Shell separate-loading, cased charge
Shell weight 51.4 kilograms (113 lb) (HE)
Caliber 149.3 mm (5.88 in)
Breech horizontal sliding block
Carriage box trail
Elevation -3° to +43°
Traverse [1]
Rate of fire 3 rpm
Muzzle velocity 757 metres per second (2,480 ft/s)
Maximum firing range 22,000 metres (24,000 yd)[1]

The 15 cm Kanone 16 (15 cm K 16) was a heavy field gun used by Germany in World War I and World War II. Guns turned over to Belgium as reparations after World War I were taken into Wehrmacht service after the conquest of Belgium as the 15 cm K 429(b). It generally served on coast-defense duties during World War II.

Design[edit]

15 cm Kanone 16 in transport configuration. Photo taken in the Middle East.

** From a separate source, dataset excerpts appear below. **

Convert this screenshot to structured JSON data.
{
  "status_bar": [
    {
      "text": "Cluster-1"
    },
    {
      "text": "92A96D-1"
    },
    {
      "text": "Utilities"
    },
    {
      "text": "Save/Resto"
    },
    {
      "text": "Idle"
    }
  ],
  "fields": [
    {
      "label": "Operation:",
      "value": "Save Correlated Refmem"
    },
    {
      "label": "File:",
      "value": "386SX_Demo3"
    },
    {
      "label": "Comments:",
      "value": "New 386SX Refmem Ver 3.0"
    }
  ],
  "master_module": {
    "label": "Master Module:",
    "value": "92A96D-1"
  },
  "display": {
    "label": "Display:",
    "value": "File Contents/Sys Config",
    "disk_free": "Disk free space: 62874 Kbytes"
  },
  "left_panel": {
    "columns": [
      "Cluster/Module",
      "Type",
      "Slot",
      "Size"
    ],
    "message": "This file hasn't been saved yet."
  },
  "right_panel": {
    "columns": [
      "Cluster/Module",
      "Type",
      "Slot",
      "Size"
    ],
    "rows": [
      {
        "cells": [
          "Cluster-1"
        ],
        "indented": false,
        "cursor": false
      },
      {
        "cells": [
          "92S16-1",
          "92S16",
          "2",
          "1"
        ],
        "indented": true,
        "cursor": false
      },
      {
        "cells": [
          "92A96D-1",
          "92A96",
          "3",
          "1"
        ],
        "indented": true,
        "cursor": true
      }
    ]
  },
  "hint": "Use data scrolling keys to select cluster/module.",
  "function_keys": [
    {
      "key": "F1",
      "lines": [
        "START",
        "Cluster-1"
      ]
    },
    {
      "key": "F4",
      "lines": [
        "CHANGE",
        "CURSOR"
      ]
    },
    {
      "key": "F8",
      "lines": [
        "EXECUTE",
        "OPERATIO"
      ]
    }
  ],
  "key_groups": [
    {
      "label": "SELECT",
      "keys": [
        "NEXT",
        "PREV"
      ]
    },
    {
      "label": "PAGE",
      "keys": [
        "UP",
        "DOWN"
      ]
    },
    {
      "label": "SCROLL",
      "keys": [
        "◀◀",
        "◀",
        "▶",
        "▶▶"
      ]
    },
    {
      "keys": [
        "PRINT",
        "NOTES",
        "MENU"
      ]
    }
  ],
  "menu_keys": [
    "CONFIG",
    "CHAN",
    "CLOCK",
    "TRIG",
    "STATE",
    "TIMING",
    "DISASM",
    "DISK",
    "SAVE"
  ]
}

The K 16 was a thoroughly conventional design for its day with a box trail, steel wheels for motor transport and a curved gunshield. The axle was suspended on a traverse leaf spring, for transport the barrel was generally detached from the recoil system and moved on its own trailer. In 1941 a small number of K 16 barrels were placed on 21 cm Mrs 18 carriages to become the 15 cm K 16 in Mrs Laf.

Ammunition[edit]

It fired 2 types of high-explosive shells, which differed only in which fuzes they could accept, it used a three part charge in its cartridge case. Charge 1 yielded a muzzle velocity of 555 metres per second (1,820 ft/s). Charge 2 replaced Charge 1 in the cartridge case and propelled the shell with a velocity of 696 metres per second (2,280 ft/s). Charge 3 was added to Charge 2 and raised the muzzle velocity to 757 metres per second (2,480 ft/s).[2]

See also[edit]

Weapons of comparable role, performance and era[edit]

Notes[edit]

  1. ^ a b c Chamberlain, Peter (1975). Heavy artillery. Gander, Terry,. New York: Arco. p. 23. ISBN 0668038985. OCLC 2143869. 
  2. ^ Hogg, pp. 82-3

References[edit]

  • Engelmann, Joachim and Scheibert, Horst. Deutsche Artillerie 1934-1945: Eine Dokumentation in Text, Skizzen und Bildern: Ausrüstung, Gliederung, Ausbildung, Führung, Einsatz. Limburg/Lahn, Germany: C. A. Starke, 1974
  • Gander, Terry and Chamberlain, Peter. Weapons of the Third Reich: An Encyclopedic Survey of All Small Arms, Artillery and Special Weapons of the German Land Forces 1939-1945. New York: Doubleday, 1979 ISBN 0-385-15090-3
  • Hogg, Ian V. German Artillery of World War Two. 2nd corrected edition. Mechanicsville, PA: Stackpole Books, 1997 ISBN 1-85367-480-X

External links[edit]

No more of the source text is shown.